Dealing With Tough Legal Terms
Saturday, September 8th, my lovely wife is going to be competing in the Maryland "Tough Mudder" competition in Frederick, MD. The thought of getting battered, bruised and electrocuted doesn't really appeal to me, but I am a big fan of the cause it supports, The Wounded Warrior Project. Because of my support for that cause, I purchased a $20 ticket to go cheer on my questionably-sane wife and be a spectator. Naturally, because of the type of event and the odds that I may not make it to another event like this, I've got both cameras charged up and ready to go, so I can capture her and her friends in all of their glory (or shame). I'll probably try to observe and shoot a few of the sights and sounds while I'm there, to preserve the memories for her and her friends.
Because I'm still at partial risk at this event (flying debris, or something) I had to sign a 3-page waiver form. Because I'm a thorough fellow, I also read all three pages of this document. It was on the first page, however, that I noticed something odd in this waiver.
"Photography: I understand that as between me and Tough Mudder LLC, any and all photographs, motion pictures, recordings, and/or likenesses of me captured during the TM event by Tough Mudder LLC, its affiliated entities or contractors, and/or the media become the sole property of Tough Mudder LLC. I grant the right, permission and authority to Tough Mudder LLC to use and license others to usemy name and any such photographs, motion pictures, recordings, and/or likenesses (the “Recordings”) in any manner Tough Mudder LLC wishes and in any and all media now known or hereafter discovered or developed, in perpetuity, throughout the universe, including but not limited to promoting, advertising, and marketing activities. I further understand that Tough Mudder LLC, as sole owner, has the full right to sell and/or profit from the commercial use of such Recordings or to transfer or assign the rights to use such Recordings to any entity without restriction. I hereby agree not to sue and irrevocably and unconditionally release, waive and forever discharge Tough Mudder LLC, any commercial television or media company, and their respective past, present and future parents, subsidiaries (whether or not wholly-owned), affiliates, divisions, agents, representatives, employees, successors and assigns, jointly and individually (hereinafter collectively referred to as “Releases”), from any and all manner of liabilities, claims and demands of any kind or nature, whatsoever, in law or equity, whether known or unknown, which I (or my assigns, agents and/or representatives) ever had, now has, or in the future may have against the Releases, including, but not limited to claims arising out of or related to the uses described herein, the TM event, the Recordings, and/or my decision to participate in the TM event. I further agree that I shall be liable for any attorneys’ fees and costs incurred by the Releases in connection with any claim or lawsuit brought in violation of this paragraph. In no event shall I have the right to enjoin the development, production or distribution or exploitation of the Recordings. This release shall be binding on all of my successors-in-interest and heirs."

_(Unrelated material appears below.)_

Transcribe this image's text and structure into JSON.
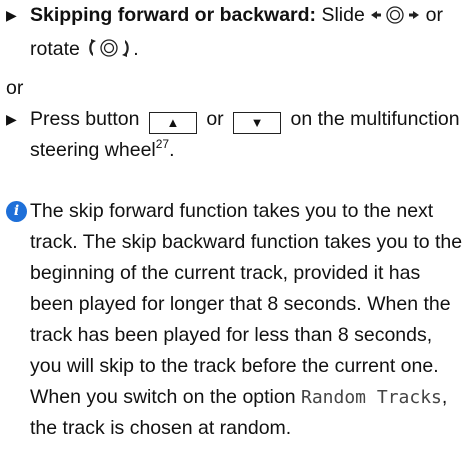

It was at this point that I strongly considered packing my equipment back up and putting it in the closet, never to come remotely close to this event. I've been down this road before, signing a contract with questionable release practices and legal terms, and it's not an enjoyable time.
As a business, I get where Tough Mudder is coming from and what they're doing. They're protecting their intellectual property, and who can blame them. What's to stop me from use the photos I take to slander their name? Nothing.
But, what's to say I don't grab a fantastic shot of one of the participants that their in-house photographers don't get? What then? According to the way I read their waiver-turned-release form, they have unequivocal right to sell that photo right out from under me. In essence, I've paid them $20, gotten up at the butt-crack of dawn, potentially got soaked (it's to rain that day) all in an effort to allow them to steal my work and potential money.
I'm sure most events have waiver forms like this. You can't go to most concerts or sporting events, take really nice photos, and expect to make money off them. But, why can't you? I get that their are legal reasons behind why you can't, but if I can get a better shot sitting in the stands of an Orioles game, than the on-field photographer, why shouldn't I get the chance to make the same money that he or she is going to make?
I'm still going to go to the event, and I'm still going to take the photos, but I'm a lot more hesitant to post the photos, out of fear that Tough Mudder LLC (the company behind the event) is going to be searching for photos to sell. I'll be anxious to see if I get stopped and/or comments on my professional-grade equipment, because there isn't anything stopping me from taking it into the event. I mean, let's get serious for a second. They're going to be pretty tough on the competitors. No need to be tough on the spectators, as well.